A lot of the discussion around Big Data seems to be on the so-called four Vs of Big Data – volume, velocity, variety – and increasingly, veracity – referring to the increasing speed and range of data generated in the information age. However, what’s forgotten often enough, is that below the hype, below the machine learning algorithms and below the databases and technologies, we still have the same underlying principles.

The types of data, the mathematical methods we use to evaluate them, and the fundamental concepts thereof are unchanged – and understanding this is often the key between knowing whether and when to sample from your big data set, or not. This is more important than we realize, because sampling is not obsolete. Often, well collected samples of data may be more than sufficient for establishing or testing a certain hypothesis we may have.
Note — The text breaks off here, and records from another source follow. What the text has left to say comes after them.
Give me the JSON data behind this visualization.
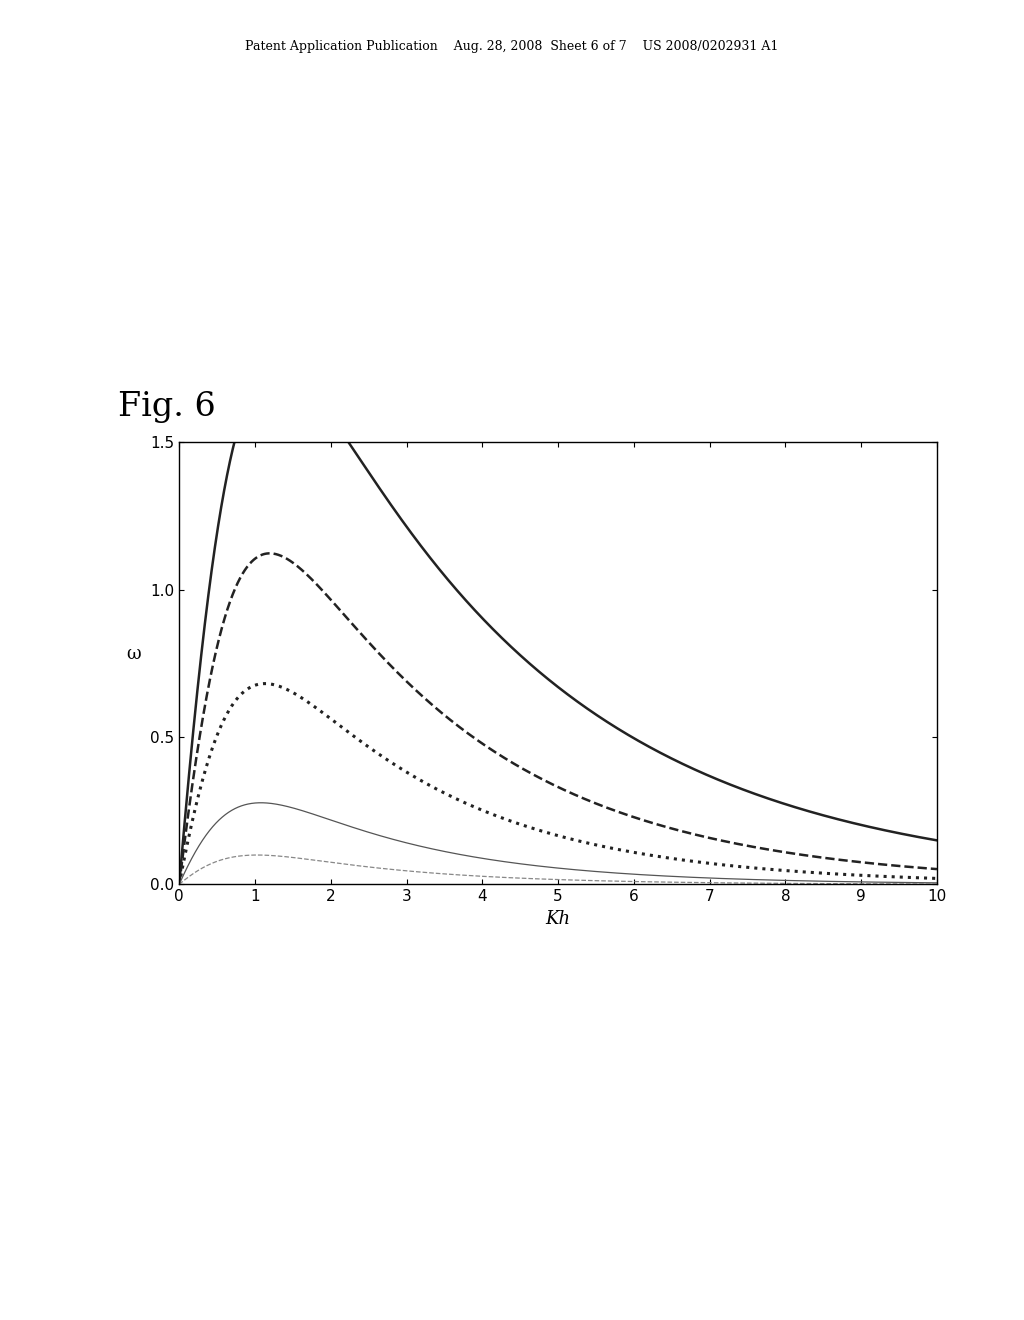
{
  "xlabel": "Kh",
  "ylabel": "ω",
  "xlim": [
    0,
    10
  ],
  "ylim": [
    0.0,
    1.5
  ],
  "xticks": [
    0,
    1,
    2,
    3,
    4,
    5,
    6,
    7,
    8,
    9,
    10
  ],
  "yticks": [
    0.0,
    0.5,
    1.0,
    1.5
  ],
  "fig_label": "Fig. 6",
  "fig_label_fontsize": 24,
  "header_text": "Patent Application Publication    Aug. 28, 2008  Sheet 6 of 7    US 2008/0202931 A1",
  "curve_params": [
    {
      "A": 3.0,
      "alpha": 0.3,
      "style": "-",
      "lw": 1.8,
      "color": "#222222"
    },
    {
      "A": 2.1,
      "alpha": 0.37,
      "style": "--",
      "lw": 1.8,
      "color": "#222222"
    },
    {
      "A": 1.35,
      "alpha": 0.42,
      "style": ":",
      "lw": 2.2,
      "color": "#222222"
    },
    {
      "A": 0.58,
      "alpha": 0.47,
      "style": "-",
      "lw": 0.9,
      "color": "#555555"
    },
    {
      "A": 0.22,
      "alpha": 0.52,
      "style": "--",
      "lw": 0.9,
      "color": "#888888"
    }
  ]
}
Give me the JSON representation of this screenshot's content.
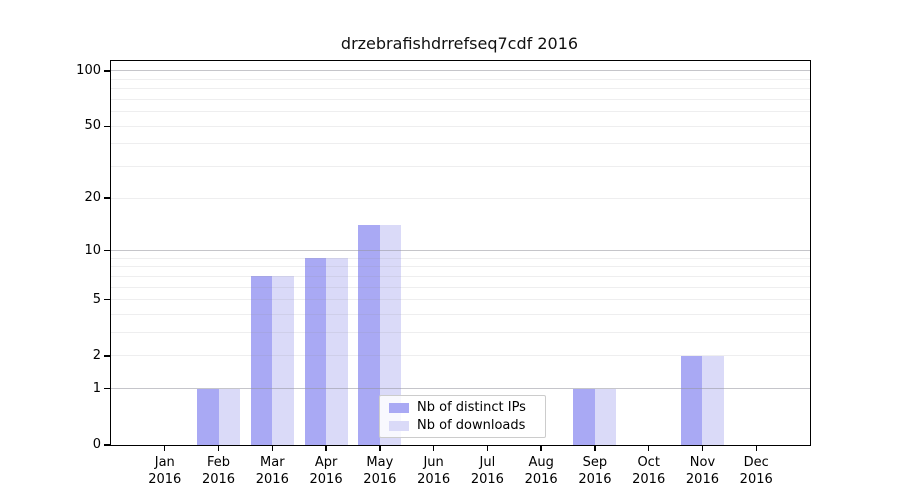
{
  "title": "drzebrafishdrrefseq7cdf 2016",
  "chart_data": {
    "type": "bar",
    "title": "drzebrafishdrrefseq7cdf 2016",
    "categories": [
      "Jan",
      "Feb",
      "Mar",
      "Apr",
      "May",
      "Jun",
      "Jul",
      "Aug",
      "Sep",
      "Oct",
      "Nov",
      "Dec"
    ],
    "category_year": "2016",
    "series": [
      {
        "name": "Nb of distinct IPs",
        "color": "#a9a9f4",
        "values": [
          0,
          1,
          7,
          9,
          14,
          0,
          0,
          0,
          1,
          0,
          2,
          0
        ]
      },
      {
        "name": "Nb of downloads",
        "color": "#dadaf8",
        "values": [
          0,
          1,
          7,
          9,
          14,
          0,
          0,
          0,
          1,
          0,
          2,
          0
        ]
      }
    ],
    "xlabel": "",
    "ylabel": "",
    "y_scale": "log1p",
    "ylim": [
      0,
      113
    ],
    "y_ticks": [
      0,
      1,
      2,
      5,
      10,
      20,
      50,
      100
    ],
    "y_major_gridlines": [
      1,
      10,
      100
    ],
    "y_minor_gridlines": [
      2,
      3,
      4,
      5,
      6,
      7,
      8,
      9,
      20,
      30,
      40,
      50,
      60,
      70,
      80,
      90
    ],
    "grid": "horizontal",
    "legend_position": "lower-center",
    "legend_entries": [
      "Nb of distinct IPs",
      "Nb of downloads"
    ],
    "bar_colors": {
      "distinct_ips": "#a9a9f4",
      "downloads": "#dadaf8"
    }
  }
}
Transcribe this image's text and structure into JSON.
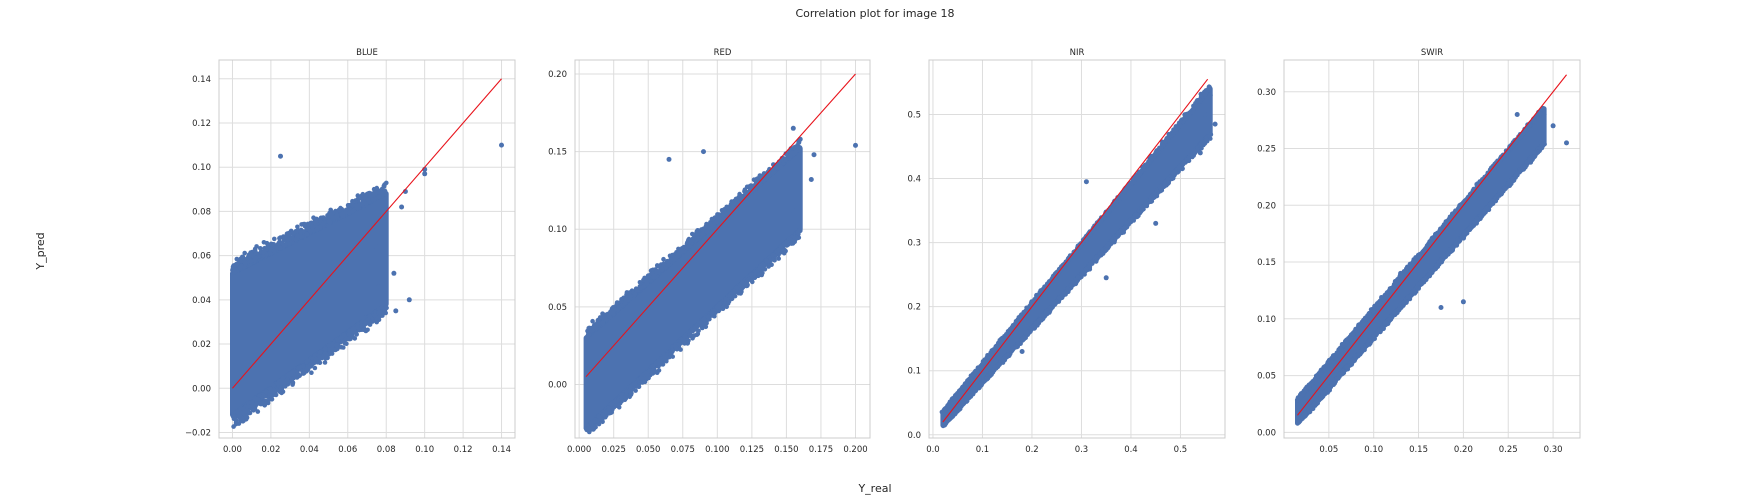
{
  "figure": {
    "title": "Correlation plot for image 18",
    "xlabel": "Y_real",
    "ylabel": "Y_pred"
  },
  "colors": {
    "points": "#4c72b0",
    "fit_line": "#e8131b",
    "grid": "#dddddd",
    "axes_edge": "#cccccc"
  },
  "chart_data": [
    {
      "type": "scatter",
      "title": "BLUE",
      "xlim": [
        -0.007,
        0.147
      ],
      "ylim": [
        -0.0225,
        0.1485
      ],
      "xticks": [
        0.0,
        0.02,
        0.04,
        0.06,
        0.08,
        0.1,
        0.12,
        0.14
      ],
      "yticks": [
        -0.02,
        0.0,
        0.02,
        0.04,
        0.06,
        0.08,
        0.1,
        0.12,
        0.14
      ],
      "tick_decimals": 2,
      "grid": true,
      "identity_line": [
        [
          0.0,
          0.0
        ],
        [
          0.14,
          0.14
        ]
      ],
      "cloud": {
        "x_min": 0.0,
        "x_max": 0.08,
        "y_at_min": [
          -0.012,
          0.052
        ],
        "y_at_max": [
          0.038,
          0.088
        ],
        "n_points": 1500
      },
      "outliers": [
        [
          0.025,
          0.105
        ],
        [
          0.14,
          0.11
        ],
        [
          0.1,
          0.099
        ],
        [
          0.1,
          0.097
        ],
        [
          0.09,
          0.089
        ],
        [
          0.092,
          0.04
        ],
        [
          0.085,
          0.035
        ],
        [
          0.078,
          0.038
        ],
        [
          0.076,
          0.046
        ],
        [
          0.084,
          0.052
        ],
        [
          0.063,
          0.027
        ],
        [
          0.058,
          0.024
        ],
        [
          0.075,
          0.064
        ],
        [
          0.078,
          0.062
        ],
        [
          0.07,
          0.045
        ],
        [
          0.068,
          0.032
        ],
        [
          0.072,
          0.055
        ],
        [
          0.088,
          0.082
        ]
      ]
    },
    {
      "type": "scatter",
      "title": "RED",
      "xlim": [
        -0.003,
        0.2105
      ],
      "ylim": [
        -0.0345,
        0.209
      ],
      "xticks": [
        0.0,
        0.025,
        0.05,
        0.075,
        0.1,
        0.125,
        0.15,
        0.175,
        0.2
      ],
      "yticks": [
        0.0,
        0.05,
        0.1,
        0.15,
        0.2
      ],
      "tick_decimals_x": 3,
      "tick_decimals_y": 2,
      "grid": true,
      "identity_line": [
        [
          0.005,
          0.005
        ],
        [
          0.2,
          0.2
        ]
      ],
      "cloud": {
        "x_min": 0.005,
        "x_max": 0.16,
        "y_at_min": [
          -0.028,
          0.03
        ],
        "y_at_max": [
          0.1,
          0.152
        ],
        "n_points": 1800
      },
      "outliers": [
        [
          0.2,
          0.154
        ],
        [
          0.155,
          0.165
        ],
        [
          0.16,
          0.158
        ],
        [
          0.065,
          0.145
        ],
        [
          0.09,
          0.15
        ],
        [
          0.155,
          0.112
        ],
        [
          0.17,
          0.148
        ],
        [
          0.168,
          0.132
        ]
      ]
    },
    {
      "type": "scatter",
      "title": "NIR",
      "xlim": [
        -0.008,
        0.59
      ],
      "ylim": [
        -0.005,
        0.585
      ],
      "xticks": [
        0.0,
        0.1,
        0.2,
        0.3,
        0.4,
        0.5
      ],
      "yticks": [
        0.0,
        0.1,
        0.2,
        0.3,
        0.4,
        0.5
      ],
      "tick_decimals": 1,
      "grid": true,
      "identity_line": [
        [
          0.02,
          0.02
        ],
        [
          0.555,
          0.555
        ]
      ],
      "cloud": {
        "x_min": 0.02,
        "x_max": 0.56,
        "y_at_min": [
          0.015,
          0.035
        ],
        "y_at_max": [
          0.47,
          0.54
        ],
        "n_points": 1800
      },
      "outliers": [
        [
          0.57,
          0.485
        ],
        [
          0.35,
          0.245
        ],
        [
          0.45,
          0.33
        ],
        [
          0.18,
          0.13
        ],
        [
          0.55,
          0.5
        ],
        [
          0.56,
          0.53
        ],
        [
          0.31,
          0.395
        ],
        [
          0.54,
          0.44
        ]
      ]
    },
    {
      "type": "scatter",
      "title": "SWIR",
      "xlim": [
        0.0,
        0.33
      ],
      "ylim": [
        -0.005,
        0.328
      ],
      "xticks": [
        0.05,
        0.1,
        0.15,
        0.2,
        0.25,
        0.3
      ],
      "yticks": [
        0.0,
        0.05,
        0.1,
        0.15,
        0.2,
        0.25,
        0.3
      ],
      "tick_decimals": 2,
      "grid": true,
      "identity_line": [
        [
          0.015,
          0.015
        ],
        [
          0.315,
          0.315
        ]
      ],
      "cloud": {
        "x_min": 0.015,
        "x_max": 0.29,
        "y_at_min": [
          0.008,
          0.028
        ],
        "y_at_max": [
          0.255,
          0.285
        ],
        "n_points": 1800
      },
      "outliers": [
        [
          0.315,
          0.255
        ],
        [
          0.2,
          0.115
        ],
        [
          0.175,
          0.11
        ],
        [
          0.13,
          0.14
        ],
        [
          0.26,
          0.28
        ],
        [
          0.29,
          0.28
        ],
        [
          0.3,
          0.27
        ],
        [
          0.22,
          0.19
        ]
      ]
    }
  ]
}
In my view, newcomers to the data science and big data revolutions ought to consider a course in statistics, statistical thinking and statistical reasoning first. This lays the foundation for everything else that follows. The internet and most developed and even developing countries are awash with resources that can enable individuals to learn programming and computer-based problem solving, but critical thinking and statistical thinking seem to be harder skills to learn.

Statistical thinking not only requires a level of mathematical rigour but an ability to embrace notions of uncertainty, probabilistic thinking and a fundamental change in one’s notions of cause and effect. Perhaps this is a big step for many. The relative certainty of the logic of programming languages may actually be welcoming to many – which is probably also why we see more discussions about Hadoop and Spark and not enough discussions about statistical hypothesis testing or time series auto-correlation models.

So, if you want to cut through the hype, see data science for what it is, by breaking it up into its elements – the data (which may be coming in from ever more diverse sources), the tools (algorithms, computers) and the science (which is, in this case, statistics). Not everyone is a data scientist, as some articles on the web have begun to claim, but it isn’t only a specific set of skills that makes one a “data scientist”. Some say that these data scientists are glorified statisticians, some say that they’re statistically competent programmers well versed in machine learning, but the truth is probably somewhere in between.

Furthermore, data visualization – another aspect of the data science hype – is both an art and a science – which perhaps implies that you can both be enlightened and obfuscated by charts and graphs. In my view, knowledge/abilities in visualization alone doesn’t make you a data scientist (nor does, for instance, knowledge of machine learning methods alone or skills in programming R for ETL purposes alone). When you cut through the hype here, what’s pragmatic is to be able to acquire a wide array of skills – and depth in some. Like many engineers in fields of technology or engineering, who may have a wide swath of knowledge but expertise in only a few areas, this is the most likely role that most data scientists may have.

There’s definitely more that can be said about specific aspects of the data science “movement”, but what is certain is that a knowledge of the science of statistics underlying most of the science cannot be underestimated in its value and relevance in the present day. Statistics, hopefully, will become as important as learning a language or developing an ability to have conversations, or write a well argued paragraph.